“Não há como manter isolamento numa casa onde tem sete pessoas vivendo em barracos com três metros de largura por oito metros de comprimento. A comunidade tem tentado se manter em isolamento, mas dentro da nossa realidade, que é todo mundo junto”. Moradora da Comunidade Raízes da Praia, Taciane Soares vive com a família num terreno ocupado pelo Movimento dos Conselhos Populares (MCP), próximo à Praia do Futuro, em Fortaleza (CE), entre a comunidade Serviluz e o bairro Vicente Pizon.
A ocupação existe desde julho de 2009, com 84 famílias em condições de vida precárias que têm sido ainda mais complicadas com a pandemia do novo coronavírus (COVID-19), pois como conta Taciane, a aglomeração impede o isolamento. “É usar mais sabão. O álcool gel não é uma realidade para todos, é apenas para alguns e muito poucos, mas temos reforçado a importância do sabão, detergente, como forma de prevenir”.
Para fugir do calor que faz dentro dos barracos, com a temperatura média de 30° na cidade, os moradores se veem obrigados a se concentrar nas portas das casas.

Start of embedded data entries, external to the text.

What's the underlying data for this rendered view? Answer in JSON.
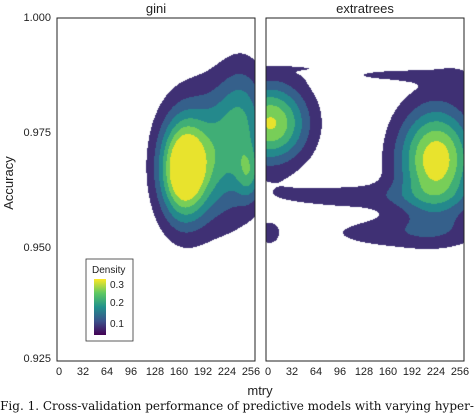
{
  "figure": {
    "caption": "Fig. 1. Cross-validation performance of predictive models with varying hyper-"
  },
  "chart_data": {
    "type": "density2d",
    "xlabel": "mtry",
    "ylabel": "Accuracy",
    "xlim": [
      0,
      256
    ],
    "ylim": [
      0.925,
      1.0
    ],
    "xticks": [
      0,
      32,
      64,
      96,
      128,
      160,
      192,
      224,
      256
    ],
    "xtick_labels": [
      "0",
      "32",
      "64",
      "96",
      "128",
      "160",
      "192",
      "224",
      "256"
    ],
    "yticks": [
      0.925,
      0.95,
      0.975,
      1.0
    ],
    "ytick_labels": [
      "0.925",
      "0.950",
      "0.975",
      "1.000"
    ],
    "legend": {
      "title": "Density",
      "ticks": [
        0.1,
        0.2,
        0.3
      ],
      "tick_labels": [
        "0.1",
        "0.2",
        "0.3"
      ],
      "range": [
        0.02,
        0.33
      ],
      "placement": "bottom-left",
      "colors": [
        "#440154",
        "#3b528b",
        "#21918c",
        "#5ec962",
        "#fde725"
      ]
    },
    "panels": [
      {
        "title": "gini",
        "components": [
          {
            "x": 163,
            "y": 0.9667,
            "sx": 21,
            "sy": 0.0075,
            "w": 1.0
          },
          {
            "x": 205,
            "y": 0.97,
            "sx": 40,
            "sy": 0.01,
            "w": 0.55
          },
          {
            "x": 248,
            "y": 0.966,
            "sx": 11,
            "sy": 0.004,
            "w": 0.35
          },
          {
            "x": 240,
            "y": 0.979,
            "sx": 22,
            "sy": 0.008,
            "w": 0.35
          },
          {
            "x": 37,
            "y": 0.976,
            "sx": 7,
            "sy": 0.0018,
            "w": 0.1
          }
        ],
        "levels": [
          0.04,
          0.09,
          0.14,
          0.19,
          0.24,
          0.29
        ]
      },
      {
        "title": "extratrees",
        "components": [
          {
            "x": 220,
            "y": 0.969,
            "sx": 34,
            "sy": 0.008,
            "w": 1.0
          },
          {
            "x": 6,
            "y": 0.977,
            "sx": 33,
            "sy": 0.006,
            "w": 0.9
          },
          {
            "x": 120,
            "y": 0.961,
            "sx": 95,
            "sy": 0.0022,
            "w": 0.18
          },
          {
            "x": 175,
            "y": 0.953,
            "sx": 75,
            "sy": 0.0026,
            "w": 0.2
          },
          {
            "x": 4,
            "y": 0.953,
            "sx": 11,
            "sy": 0.002,
            "w": 0.2
          },
          {
            "x": 160,
            "y": 0.9875,
            "sx": 60,
            "sy": 0.0012,
            "w": 0.14
          },
          {
            "x": 40,
            "y": 0.989,
            "sx": 60,
            "sy": 0.0004,
            "w": 0.07
          },
          {
            "x": 245,
            "y": 0.987,
            "sx": 18,
            "sy": 0.002,
            "w": 0.1
          }
        ],
        "levels": [
          0.04,
          0.09,
          0.14,
          0.19,
          0.24,
          0.29
        ]
      }
    ]
  }
}
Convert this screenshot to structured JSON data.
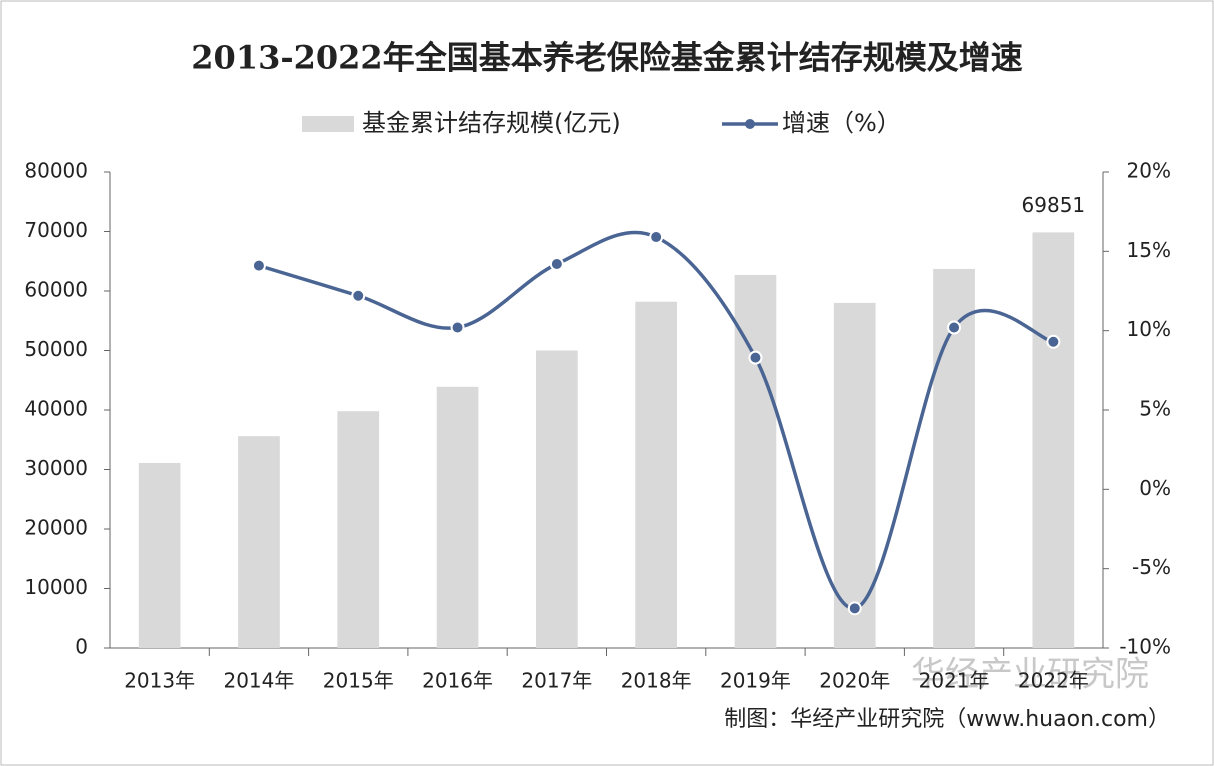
{
  "chart_data": {
    "type": "bar-line",
    "title": "2013-2022年全国基本养老保险基金累计结存规模及增速",
    "categories": [
      "2013年",
      "2014年",
      "2015年",
      "2016年",
      "2017年",
      "2018年",
      "2019年",
      "2020年",
      "2021年",
      "2022年"
    ],
    "series": [
      {
        "name": "基金累计结存规模(亿元)",
        "type": "bar",
        "color": "#d9d9d9",
        "values": [
          31100,
          35600,
          39800,
          43900,
          50000,
          58200,
          62700,
          58000,
          63700,
          69851
        ],
        "value_labels": [
          null,
          null,
          null,
          null,
          null,
          null,
          null,
          null,
          null,
          "69851"
        ]
      },
      {
        "name": "增速（%）",
        "type": "line",
        "axis": "y2",
        "color": "#4a6593",
        "values": [
          null,
          14.1,
          12.2,
          10.2,
          14.2,
          15.9,
          8.3,
          -7.5,
          10.2,
          9.3
        ]
      }
    ],
    "ylim": [
      0,
      80000
    ],
    "yticks": [
      0,
      10000,
      20000,
      30000,
      40000,
      50000,
      60000,
      70000,
      80000
    ],
    "y2lim": [
      -10,
      20
    ],
    "y2ticks": [
      {
        "value": -10,
        "label": "-10%"
      },
      {
        "value": -5,
        "label": "-5%"
      },
      {
        "value": 0,
        "label": "0%"
      },
      {
        "value": 5,
        "label": "5%"
      },
      {
        "value": 10,
        "label": "10%"
      },
      {
        "value": 15,
        "label": "15%"
      },
      {
        "value": 20,
        "label": "20%"
      }
    ],
    "legend": "top",
    "source": "制图：华经产业研究院（www.huaon.com）",
    "watermark": "华经产业研究院"
  }
}
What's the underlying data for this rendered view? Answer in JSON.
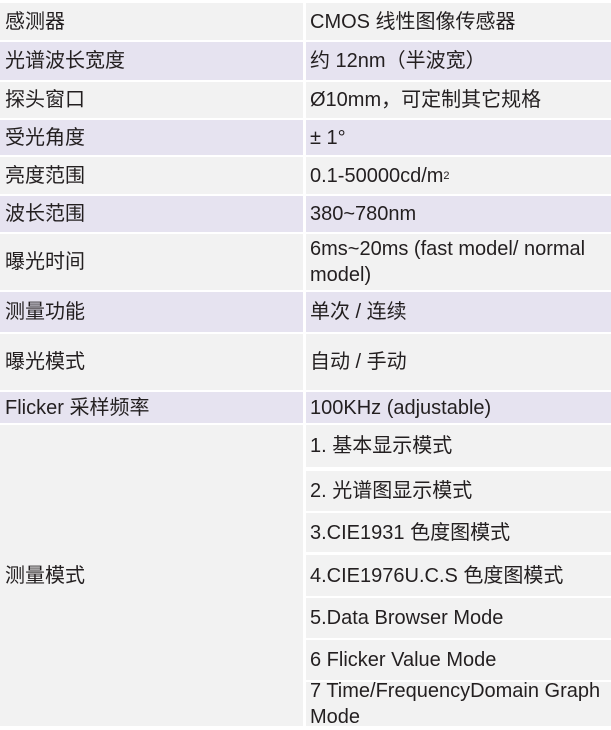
{
  "rows": [
    {
      "label": "感测器",
      "value": "CMOS 线性图像传感器"
    },
    {
      "label": "光谱波长宽度",
      "value": "约 12nm（半波宽）"
    },
    {
      "label": "探头窗口",
      "value": "Ø10mm，可定制其它规格"
    },
    {
      "label": "受光角度",
      "value": "± 1°"
    },
    {
      "label": "亮度范围",
      "value": "0.1-50000cd/m",
      "value_sup": "2"
    },
    {
      "label": "波长范围",
      "value": "380~780nm"
    },
    {
      "label": "曝光时间",
      "value": "6ms~20ms (fast model/ normal model)"
    },
    {
      "label": "测量功能",
      "value": "单次 / 连续"
    },
    {
      "label": "曝光模式",
      "value": "自动 / 手动"
    },
    {
      "label": "Flicker 采样频率",
      "value": "100KHz (adjustable)"
    }
  ],
  "measurement_modes": {
    "label": "测量模式",
    "items": [
      "1. 基本显示模式",
      "2. 光谱图显示模式",
      "3.CIE1931 色度图模式",
      "4.CIE1976U.C.S 色度图模式",
      "5.Data Browser Mode",
      "6 Flicker Value Mode",
      "7 Time/FrequencyDomain Graph Mode"
    ]
  },
  "colors": {
    "row_gray": "#f2f2f2",
    "row_lavender": "#e6e3f0",
    "text": "#231f20"
  }
}
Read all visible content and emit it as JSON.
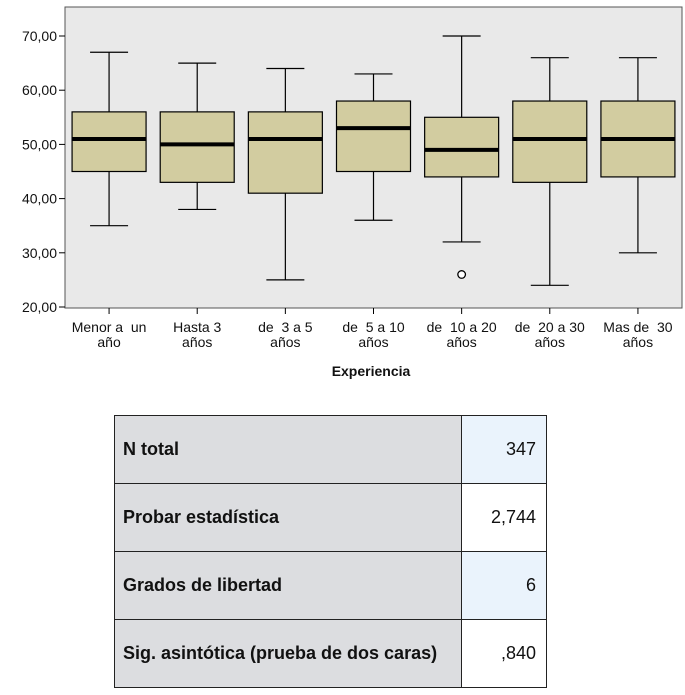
{
  "chart_data": {
    "type": "boxplot",
    "xlabel": "Experiencia",
    "ylabel": "",
    "ylim": [
      20,
      75
    ],
    "yticks": [
      "20,00",
      "30,00",
      "40,00",
      "50,00",
      "60,00",
      "70,00"
    ],
    "grid": false,
    "categories": [
      [
        "Menor a  un",
        "año"
      ],
      [
        "Hasta 3",
        "años"
      ],
      [
        "de  3 a 5",
        "años"
      ],
      [
        "de  5 a 10",
        "años"
      ],
      [
        "de  10 a 20",
        "años"
      ],
      [
        "de  20 a 30",
        "años"
      ],
      [
        "Mas de  30",
        "años"
      ]
    ],
    "boxes": [
      {
        "min": 35,
        "q1": 45,
        "median": 51,
        "q3": 56,
        "max": 67,
        "outliers": []
      },
      {
        "min": 38,
        "q1": 43,
        "median": 50,
        "q3": 56,
        "max": 65,
        "outliers": []
      },
      {
        "min": 25,
        "q1": 41,
        "median": 51,
        "q3": 56,
        "max": 64,
        "outliers": []
      },
      {
        "min": 36,
        "q1": 45,
        "median": 53,
        "q3": 58,
        "max": 63,
        "outliers": []
      },
      {
        "min": 32,
        "q1": 44,
        "median": 49,
        "q3": 55,
        "max": 70,
        "outliers": [
          26
        ]
      },
      {
        "min": 24,
        "q1": 43,
        "median": 51,
        "q3": 58,
        "max": 66,
        "outliers": []
      },
      {
        "min": 30,
        "q1": 44,
        "median": 51,
        "q3": 58,
        "max": 66,
        "outliers": []
      }
    ],
    "colors": {
      "plot_background": "#e9e9e9",
      "box_fill": "#d2cca0",
      "stroke": "#000000"
    }
  },
  "stats_table": {
    "rows": [
      {
        "label": "N total",
        "value": "347"
      },
      {
        "label": "Probar estadística",
        "value": "2,744"
      },
      {
        "label": "Grados de libertad",
        "value": "6"
      },
      {
        "label": "Sig. asintótica (prueba de dos caras)",
        "value": ",840"
      }
    ],
    "colors": {
      "label_background": "#dcdde0",
      "value_highlight": "#eaf3fc"
    }
  }
}
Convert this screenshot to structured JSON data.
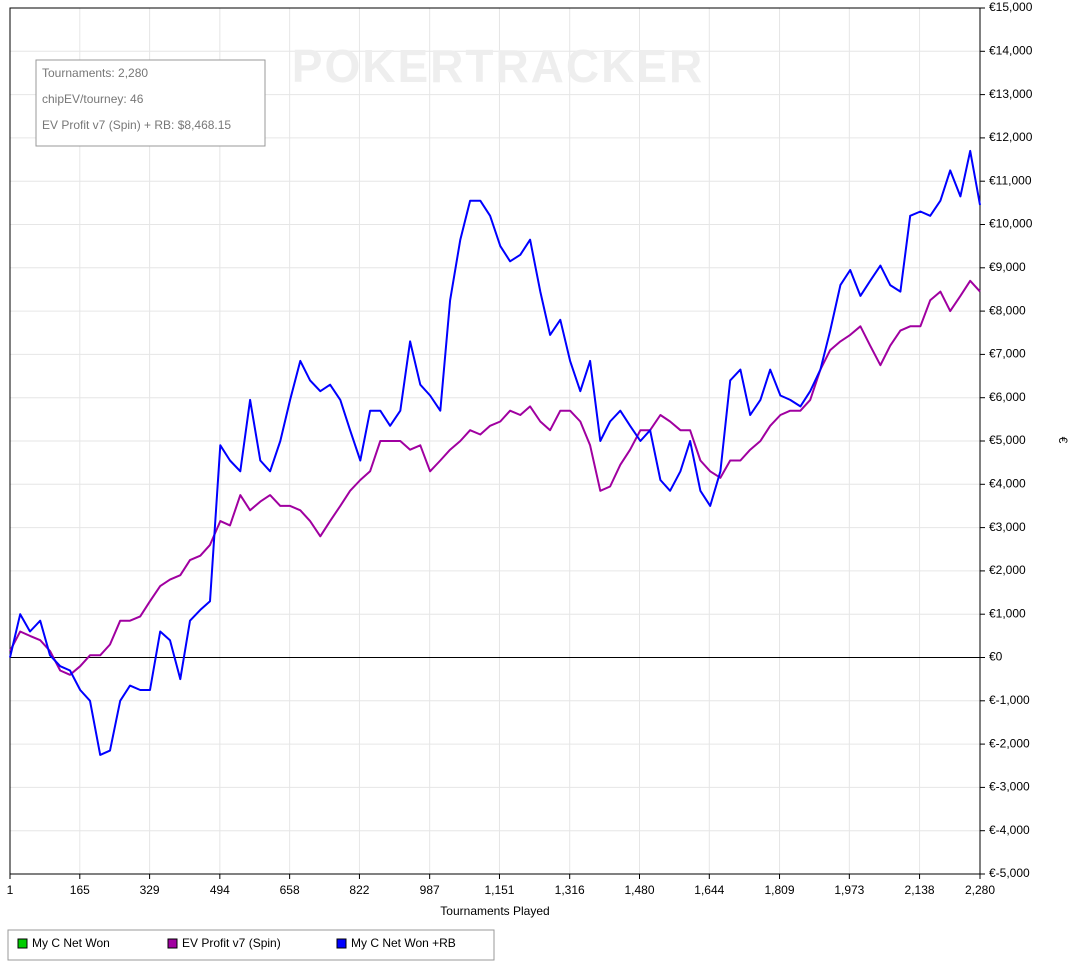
{
  "chart_data": {
    "type": "line",
    "watermark": "POKERTRACKER",
    "xlabel": "Tournaments Played",
    "ylabel": "€",
    "annotations": [
      "Tournaments: 2,280",
      "chipEV/tourney: 46",
      "EV Profit v7 (Spin) + RB: $8,468.15"
    ],
    "grid": true,
    "legend": "bottom-left",
    "xlim": [
      1,
      2280
    ],
    "ylim": [
      -5000,
      15000
    ],
    "xticks": [
      1,
      165,
      329,
      494,
      658,
      822,
      987,
      {
        "value": 1151,
        "label": "1,151"
      },
      {
        "value": 1316,
        "label": "1,316"
      },
      {
        "value": 1480,
        "label": "1,480"
      },
      {
        "value": 1644,
        "label": "1,644"
      },
      {
        "value": 1809,
        "label": "1,809"
      },
      {
        "value": 1973,
        "label": "1,973"
      },
      {
        "value": 2138,
        "label": "2,138"
      },
      {
        "value": 2280,
        "label": "2,280"
      }
    ],
    "yticks": [
      {
        "value": -5000,
        "label": "€-5,000"
      },
      {
        "value": -4000,
        "label": "€-4,000"
      },
      {
        "value": -3000,
        "label": "€-3,000"
      },
      {
        "value": -2000,
        "label": "€-2,000"
      },
      {
        "value": -1000,
        "label": "€-1,000"
      },
      {
        "value": 0,
        "label": "€0"
      },
      {
        "value": 1000,
        "label": "€1,000"
      },
      {
        "value": 2000,
        "label": "€2,000"
      },
      {
        "value": 3000,
        "label": "€3,000"
      },
      {
        "value": 4000,
        "label": "€4,000"
      },
      {
        "value": 5000,
        "label": "€5,000"
      },
      {
        "value": 6000,
        "label": "€6,000"
      },
      {
        "value": 7000,
        "label": "€7,000"
      },
      {
        "value": 8000,
        "label": "€8,000"
      },
      {
        "value": 9000,
        "label": "€9,000"
      },
      {
        "value": 10000,
        "label": "€10,000"
      },
      {
        "value": 11000,
        "label": "€11,000"
      },
      {
        "value": 12000,
        "label": "€12,000"
      },
      {
        "value": 13000,
        "label": "€13,000"
      },
      {
        "value": 14000,
        "label": "€14,000"
      },
      {
        "value": 15000,
        "label": "€15,000"
      }
    ],
    "x": [
      1,
      25,
      48,
      72,
      95,
      119,
      142,
      166,
      189,
      213,
      236,
      260,
      283,
      307,
      330,
      354,
      377,
      401,
      424,
      448,
      471,
      495,
      518,
      542,
      565,
      589,
      612,
      636,
      659,
      683,
      706,
      730,
      753,
      777,
      800,
      824,
      847,
      871,
      894,
      918,
      941,
      965,
      988,
      1012,
      1035,
      1059,
      1082,
      1106,
      1129,
      1153,
      1176,
      1200,
      1223,
      1247,
      1270,
      1294,
      1317,
      1341,
      1364,
      1388,
      1411,
      1435,
      1458,
      1482,
      1505,
      1529,
      1552,
      1576,
      1599,
      1623,
      1646,
      1670,
      1693,
      1717,
      1740,
      1764,
      1787,
      1811,
      1834,
      1858,
      1881,
      1905,
      1928,
      1952,
      1975,
      1999,
      2022,
      2046,
      2069,
      2093,
      2116,
      2140,
      2163,
      2187,
      2210,
      2234,
      2257,
      2280
    ],
    "series": [
      {
        "name": "My C Net Won",
        "color": "#00cc00",
        "values": [
          null,
          null,
          null,
          null,
          null,
          null,
          null,
          null,
          null,
          null,
          null,
          null,
          null,
          null,
          null,
          null,
          null,
          null,
          null,
          null,
          null,
          null,
          null,
          null,
          null,
          null,
          null,
          null,
          null,
          null,
          null,
          null,
          null,
          null,
          null,
          null,
          null,
          null,
          null,
          null,
          null,
          null,
          null,
          null,
          null,
          null,
          null,
          null,
          null,
          null,
          null,
          null,
          null,
          null,
          null,
          null,
          null,
          null,
          null,
          null,
          null,
          null,
          null,
          null,
          null,
          null,
          null,
          null,
          null,
          null,
          null,
          null,
          null,
          null,
          null,
          null,
          null,
          null,
          null,
          null,
          null,
          null,
          null,
          null,
          null,
          null,
          null,
          null,
          null,
          null,
          null,
          null,
          null,
          null,
          null,
          null,
          null,
          null
        ]
      },
      {
        "name": "EV Profit v7 (Spin)",
        "color": "#a000a0",
        "values": [
          150,
          600,
          500,
          400,
          150,
          -300,
          -400,
          -200,
          50,
          50,
          300,
          850,
          850,
          950,
          1300,
          1650,
          1800,
          1900,
          2250,
          2350,
          2600,
          3150,
          3050,
          3750,
          3400,
          3600,
          3750,
          3500,
          3500,
          3400,
          3150,
          2800,
          3150,
          3500,
          3850,
          4100,
          4300,
          5000,
          5000,
          5000,
          4800,
          4900,
          4300,
          4550,
          4800,
          5000,
          5250,
          5150,
          5350,
          5450,
          5700,
          5600,
          5800,
          5450,
          5250,
          5700,
          5700,
          5450,
          4900,
          3850,
          3950,
          4450,
          4800,
          5250,
          5250,
          5600,
          5450,
          5250,
          5250,
          4550,
          4300,
          4150,
          4550,
          4550,
          4800,
          5000,
          5350,
          5600,
          5700,
          5700,
          5950,
          6650,
          7100,
          7300,
          7450,
          7650,
          7200,
          6750,
          7200,
          7550,
          7650,
          7650,
          8250,
          8450,
          8000,
          8350,
          8700,
          8450
        ]
      },
      {
        "name": "My C Net Won +RB",
        "color": "#0000ff",
        "values": [
          0,
          1000,
          600,
          850,
          50,
          -200,
          -300,
          -750,
          -1000,
          -2250,
          -2150,
          -1000,
          -650,
          -750,
          -750,
          600,
          400,
          -500,
          850,
          1100,
          1300,
          4900,
          4550,
          4300,
          5950,
          4550,
          4300,
          5000,
          5950,
          6850,
          6400,
          6150,
          6300,
          5950,
          5250,
          4550,
          5700,
          5700,
          5350,
          5700,
          7300,
          6300,
          6050,
          5700,
          8250,
          9650,
          10550,
          10550,
          10200,
          9500,
          9150,
          9300,
          9650,
          8450,
          7450,
          7800,
          6850,
          6150,
          6850,
          5000,
          5450,
          5700,
          5350,
          5000,
          5250,
          4100,
          3850,
          4300,
          5000,
          3850,
          3500,
          4300,
          6400,
          6650,
          5600,
          5950,
          6650,
          6050,
          5950,
          5800,
          6150,
          6650,
          7550,
          8600,
          8950,
          8350,
          8700,
          9050,
          8600,
          8450,
          10200,
          10300,
          10200,
          10550,
          11250,
          10650,
          11700,
          10450
        ]
      }
    ]
  }
}
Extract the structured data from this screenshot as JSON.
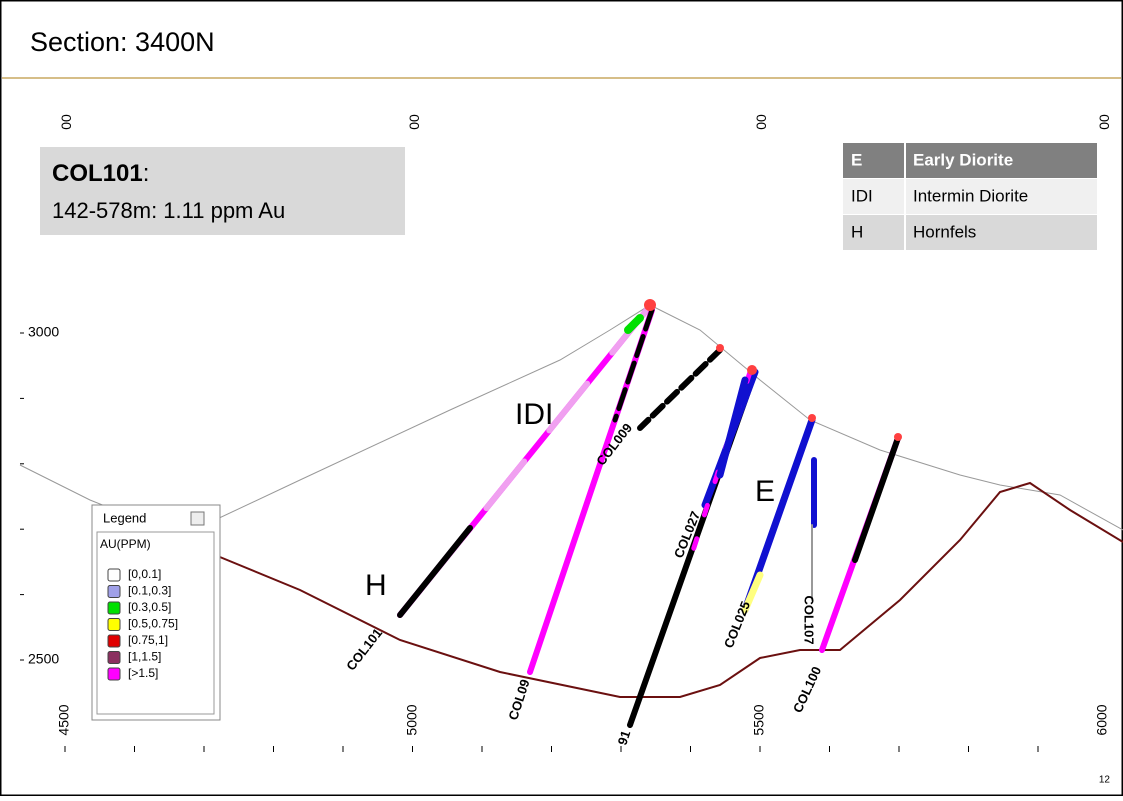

Há uma pessoa da comunidade internada com suspeita do COVID-19 e outra com sintomas, mas ainda sem internação, com os familiares tentando se manter isolados.
“Precisaria que houvesse testes dentro da comunidade para que as pessoas pudessem ser isoladas, levadas para outro local onde realmente pudessem manter esse isolamento porque dentro da comunidade é quase impossível”.
Apesar da gravidade da pandemia e da precariedade na ocupação, Taciane afirma que até o momento a comunidade não recebeu assistência da prefeitura ou dos órgãos de saúde, e a Defensoria Pública é o único órgão público que tem auxiliado os moradores. “Vamos esperar quantas pessoas ficarem doentes para que a prefeitura tome uma atitude?”, questiona.
Apoio necessário
Com o poder público distante, a Comunidade Raízes da Praia conta com o auxílio de organizações não governamentais, movimentos sociais, associações e pessoas que têm feito doações de alimentos e produtos de higiene às famílias. “Enquanto está na mídia, as pessoas vão ajudando, mas à medida que a quarentena vai se prolongando, não temos certeza de que essas doações vão continuar chegando”, pondera.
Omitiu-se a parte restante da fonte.